2) I've never had a client second guess me and I always received smiley faces on my progress charts.
3)Cons: probably cost, if they know what they are doing it won't be cheap. Another potential con would be the risk of inaccurate projections due to amateur hour. Pros: If you have a great analyst then the major advantage is having a third party perspective of the project. Being emotionally unattached from a project allows a truly objective approach to the analysis hedging the possibility of bias. Numbers can lie, underestimating potential costs and losses are detrimental to true asset performance, quickly evaporating returns; this also applies to being overly optimistic.
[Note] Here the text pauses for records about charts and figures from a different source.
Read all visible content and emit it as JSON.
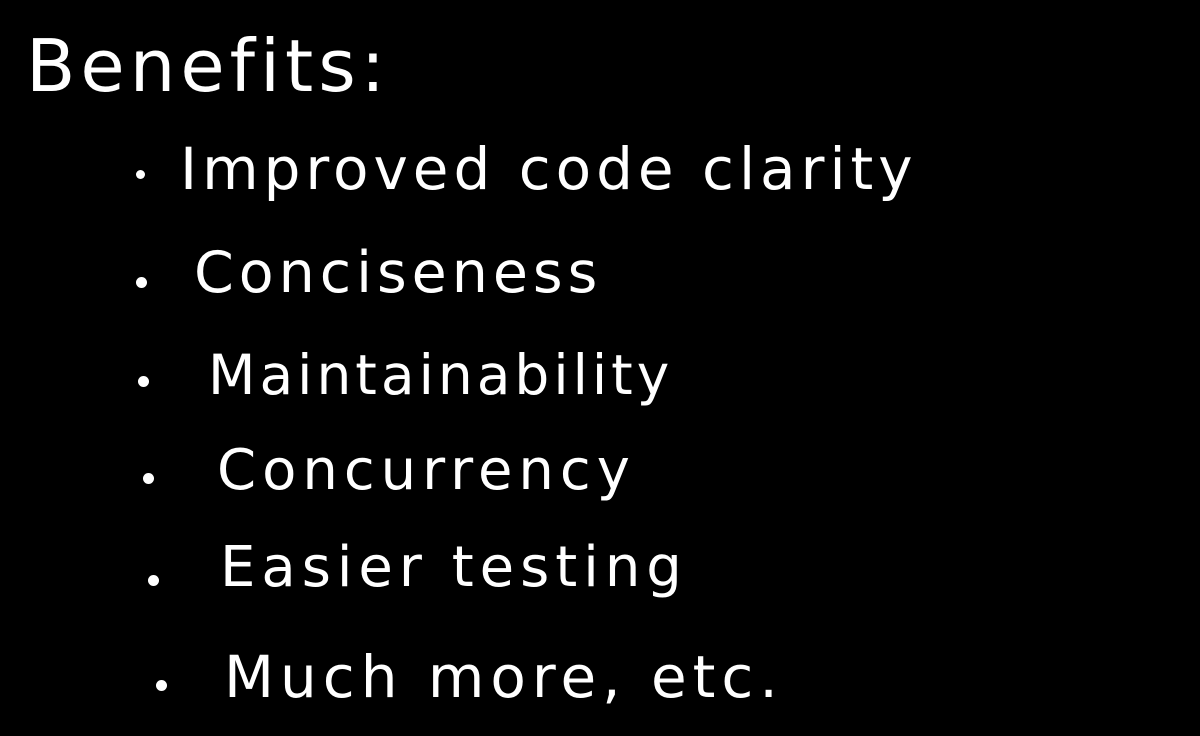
{
  "title": "Benefits:",
  "items": [
    "Improved code clarity",
    "Conciseness",
    "Maintainability",
    "Concurrency",
    "Easier testing",
    "Much more, etc."
  ],
  "colors": {
    "background": "#000000",
    "ink": "#ffffff"
  }
}
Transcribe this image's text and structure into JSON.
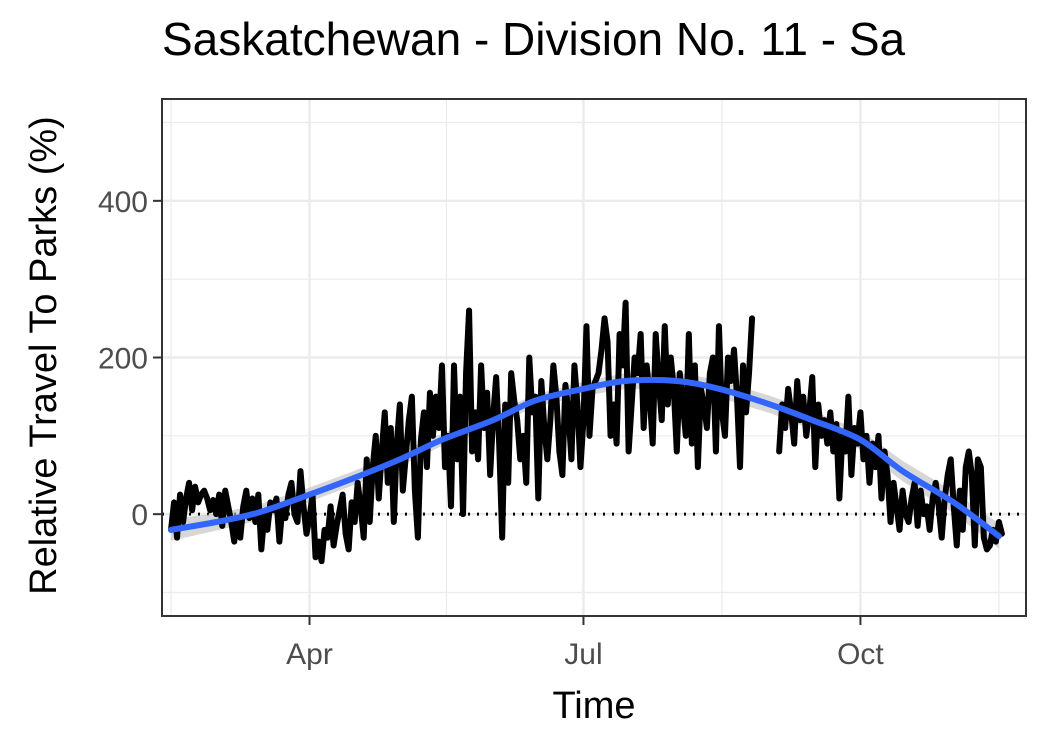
{
  "chart_data": {
    "type": "line",
    "title": "Saskatchewan - Division No. 11 - Sa",
    "xlabel": "Time",
    "ylabel": "Relative Travel To Parks (%)",
    "xlim": [
      "2020-02-12",
      "2020-11-25"
    ],
    "ylim": [
      -130,
      530
    ],
    "x_ticks": [
      {
        "date": "2020-04-01",
        "label": "Apr"
      },
      {
        "date": "2020-07-01",
        "label": "Jul"
      },
      {
        "date": "2020-10-01",
        "label": "Oct"
      }
    ],
    "y_ticks": [
      {
        "value": 0,
        "label": "0"
      },
      {
        "value": 200,
        "label": "200"
      },
      {
        "value": 400,
        "label": "400"
      }
    ],
    "grid": true,
    "reference_line": {
      "y": 0,
      "style": "dotted"
    },
    "colors": {
      "series": "#000000",
      "smooth": "#3366ff",
      "ribbon": "#bdbdbd",
      "grid": "#ebebeb",
      "panel_border": "#333333"
    },
    "series": [
      {
        "style": "jagged",
        "segments": [
          {
            "start": "2020-02-15",
            "values": [
              -20,
              15,
              -30,
              25,
              -10,
              20,
              40,
              5,
              35,
              15,
              25,
              30,
              20,
              5,
              18,
              0,
              25,
              -15,
              30,
              10,
              -10,
              -35,
              -5,
              -30,
              10,
              30,
              -5,
              20,
              -10,
              25,
              -45,
              0,
              -20,
              15,
              5,
              20,
              -35,
              10,
              -5,
              25,
              40,
              0,
              -10,
              55,
              10,
              -25,
              -5,
              25,
              -55,
              -35,
              -60,
              -20,
              -30,
              10,
              -40,
              -15,
              5,
              25,
              -25,
              -45,
              15,
              -10,
              40,
              10,
              -30,
              70,
              -10,
              60,
              100,
              20,
              80,
              130,
              40,
              110,
              -10,
              90,
              140,
              30,
              75,
              120,
              150,
              30,
              -30,
              95,
              130,
              60,
              155,
              100,
              150,
              110,
              190,
              60,
              100,
              10,
              190,
              70,
              150,
              0,
              180,
              260,
              80,
              130,
              70,
              190,
              110,
              155,
              50,
              125,
              175,
              90,
              -30,
              140,
              40,
              180,
              145,
              120,
              70,
              100,
              40,
              200,
              130,
              150,
              20,
              170,
              110,
              70,
              120,
              190,
              150,
              80,
              50,
              165,
              130,
              70,
              190,
              140,
              60,
              120,
              240,
              100,
              160,
              170,
              180,
              210,
              250,
              220,
              100,
              140,
              90,
              230,
              190,
              270,
              80,
              140,
              200,
              180,
              230,
              110,
              190,
              150,
              90,
              230,
              170,
              120,
              240,
              140,
              200,
              160,
              80,
              180,
              140,
              100,
              230,
              90,
              190,
              60,
              160,
              140,
              110,
              180,
              200,
              80,
              240,
              130,
              100,
              200,
              170,
              210,
              150,
              60,
              190,
              130,
              180,
              250
            ]
          },
          {
            "start": "2020-09-04",
            "values": [
              80,
              140,
              110,
              160,
              130,
              90,
              170,
              120,
              150,
              100,
              130,
              175,
              60,
              140,
              100,
              120,
              90,
              130,
              80,
              115,
              20,
              100,
              80,
              150,
              50,
              110,
              90,
              130,
              70,
              100,
              40,
              90,
              60,
              100,
              20,
              80,
              50,
              -10,
              40,
              10,
              -20,
              30,
              0,
              -10,
              20,
              40,
              -15,
              30,
              0,
              10,
              -20,
              20,
              40,
              10,
              -30,
              20,
              50,
              70,
              10,
              -40,
              30,
              -20,
              60,
              80,
              50,
              -40,
              70,
              60,
              -30,
              -45,
              -40,
              -20,
              -35,
              -10,
              -25
            ]
          }
        ]
      }
    ],
    "smooth_fit": {
      "x": [
        "2020-02-15",
        "2020-03-01",
        "2020-03-15",
        "2020-04-01",
        "2020-04-15",
        "2020-05-01",
        "2020-05-15",
        "2020-06-01",
        "2020-06-15",
        "2020-07-01",
        "2020-07-15",
        "2020-08-01",
        "2020-08-15",
        "2020-09-01",
        "2020-09-15",
        "2020-10-01",
        "2020-10-15",
        "2020-11-01",
        "2020-11-16"
      ],
      "y": [
        -20,
        -10,
        2,
        25,
        45,
        70,
        95,
        120,
        145,
        160,
        170,
        170,
        160,
        140,
        120,
        95,
        55,
        15,
        -28
      ],
      "band": [
        14,
        11,
        10,
        9,
        9,
        9,
        8,
        8,
        8,
        9,
        10,
        11,
        11,
        11,
        12,
        12,
        13,
        14,
        16
      ]
    }
  }
}
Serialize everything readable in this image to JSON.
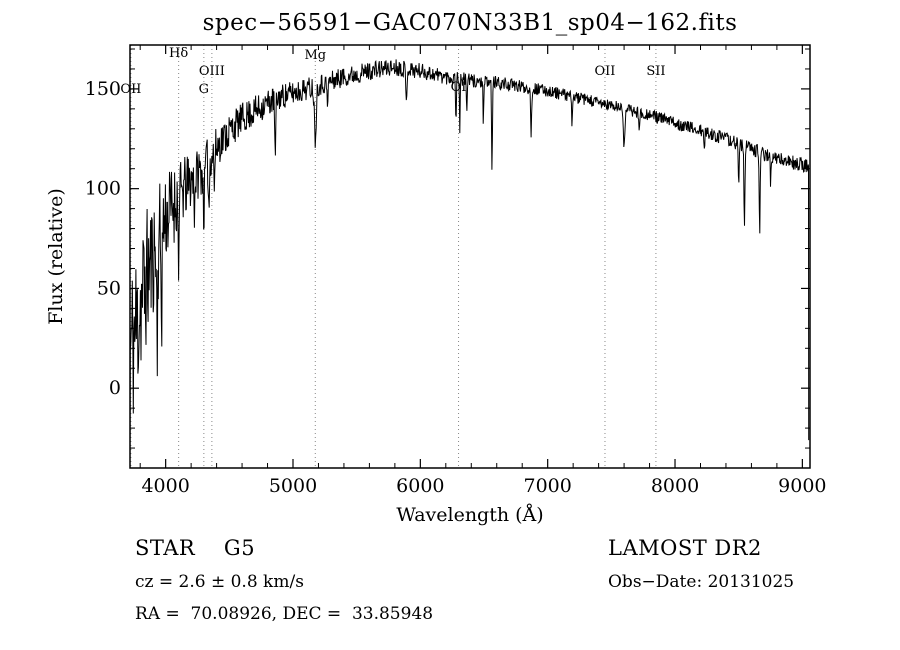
{
  "chart_data": {
    "type": "line",
    "title": "spec−56591−GAC070N33B1_sp04−162.fits",
    "xlabel": "Wavelength (Å)",
    "ylabel": "Flux (relative)",
    "xlim": [
      3720,
      9060
    ],
    "ylim": [
      -40,
      172
    ],
    "xticks": [
      4000,
      5000,
      6000,
      7000,
      8000,
      9000
    ],
    "yticks": [
      0,
      50,
      100,
      150
    ],
    "x_minor_step": 200,
    "y_minor_step": 10,
    "seed": 11,
    "sample_step": 4,
    "line_color": "#000000",
    "marker_line_color": "#888888",
    "grid": false,
    "legend": "none",
    "continuum": [
      [
        3720,
        18
      ],
      [
        3760,
        28
      ],
      [
        3800,
        42
      ],
      [
        3850,
        55
      ],
      [
        3900,
        66
      ],
      [
        3950,
        76
      ],
      [
        4000,
        86
      ],
      [
        4100,
        96
      ],
      [
        4200,
        104
      ],
      [
        4300,
        111
      ],
      [
        4400,
        121
      ],
      [
        4500,
        129
      ],
      [
        4600,
        135
      ],
      [
        4700,
        139
      ],
      [
        4800,
        143
      ],
      [
        4900,
        146
      ],
      [
        5000,
        148
      ],
      [
        5100,
        150
      ],
      [
        5200,
        152
      ],
      [
        5300,
        154
      ],
      [
        5400,
        156
      ],
      [
        5600,
        159
      ],
      [
        5800,
        161
      ],
      [
        6000,
        159
      ],
      [
        6200,
        156
      ],
      [
        6400,
        154
      ],
      [
        6600,
        153
      ],
      [
        6800,
        151
      ],
      [
        7000,
        149
      ],
      [
        7200,
        146
      ],
      [
        7400,
        143
      ],
      [
        7600,
        140
      ],
      [
        7800,
        137
      ],
      [
        8000,
        133
      ],
      [
        8200,
        129
      ],
      [
        8400,
        125
      ],
      [
        8600,
        120
      ],
      [
        8800,
        115
      ],
      [
        9000,
        112
      ],
      [
        9060,
        111
      ]
    ],
    "noise_amp": [
      [
        3720,
        46
      ],
      [
        3780,
        42
      ],
      [
        3850,
        36
      ],
      [
        3900,
        30
      ],
      [
        4000,
        24
      ],
      [
        4100,
        18
      ],
      [
        4200,
        14
      ],
      [
        4400,
        10
      ],
      [
        4600,
        8
      ],
      [
        4800,
        7
      ],
      [
        5000,
        6
      ],
      [
        5400,
        5
      ],
      [
        6000,
        4
      ],
      [
        6500,
        3.5
      ],
      [
        7000,
        3
      ],
      [
        7500,
        3
      ],
      [
        8000,
        3
      ],
      [
        8600,
        3.5
      ],
      [
        9060,
        3.5
      ]
    ],
    "absorption_features": [
      [
        3933,
        45,
        6
      ],
      [
        3968,
        40,
        6
      ],
      [
        4102,
        28,
        6
      ],
      [
        4227,
        15,
        5
      ],
      [
        4300,
        22,
        8
      ],
      [
        4340,
        25,
        6
      ],
      [
        4383,
        18,
        5
      ],
      [
        4861,
        30,
        6
      ],
      [
        5175,
        26,
        10
      ],
      [
        5270,
        12,
        6
      ],
      [
        5890,
        18,
        6
      ],
      [
        6280,
        20,
        4
      ],
      [
        6310,
        24,
        4
      ],
      [
        6365,
        14,
        4
      ],
      [
        6495,
        25,
        4
      ],
      [
        6563,
        42,
        5
      ],
      [
        6870,
        22,
        6
      ],
      [
        7190,
        12,
        5
      ],
      [
        7600,
        18,
        8
      ],
      [
        7720,
        10,
        5
      ],
      [
        8230,
        10,
        5
      ],
      [
        8500,
        20,
        5
      ],
      [
        8545,
        40,
        5
      ],
      [
        8665,
        45,
        5
      ],
      [
        8750,
        12,
        4
      ]
    ],
    "markers": [
      {
        "label": "OII",
        "x": 3727,
        "label_flux": 148
      },
      {
        "label": "Hδ",
        "x": 4102,
        "label_flux": 166
      },
      {
        "label": "G",
        "x": 4300,
        "label_flux": 148
      },
      {
        "label": "OIII",
        "x": 4363,
        "label_flux": 157
      },
      {
        "label": "Mg",
        "x": 5175,
        "label_flux": 165
      },
      {
        "label": "OI",
        "x": 6300,
        "label_flux": 149
      },
      {
        "label": "OII",
        "x": 7450,
        "label_flux": 157
      },
      {
        "label": "SII",
        "x": 7850,
        "label_flux": 157
      }
    ],
    "end_drop_flux": -26
  },
  "footer": {
    "class_line": "STAR    G5",
    "cz_line": "cz = 2.6 ± 0.8 km/s",
    "coords_line": "RA =  70.08926, DEC =  33.85948",
    "survey_line": "LAMOST DR2",
    "obsdate_line": "Obs−Date: 20131025"
  }
}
4) As a sponsor, yes I do believe that it is imperative that everyone is playing for the same team. However, as I outlined in #3, a proper analysis should be completely objective. In some cases not knowing the investors objective produces a better overall analysis; case in point mulitfamily projects. Knowing the expectations can sometimes create pitfalls and inconsistencies in your numbers. A mulitfamily project will perform according to the market. An investor is relatively limited in their ability to drastically improve asset performance; there is a ceiling. Opportunistic and value add projects were the only assets that required significant input. However, for those projects it was a matter of optimizing the value add strategy in order to achieve the highest yielding ROI; this required knowing and understanding the objectives and how they planned to achieve them.
Sorry for the long winded response, it just so happens this is my favorite part of CRE investments. I tried to limit my response to 3000 characters otherwise I could've written you a book.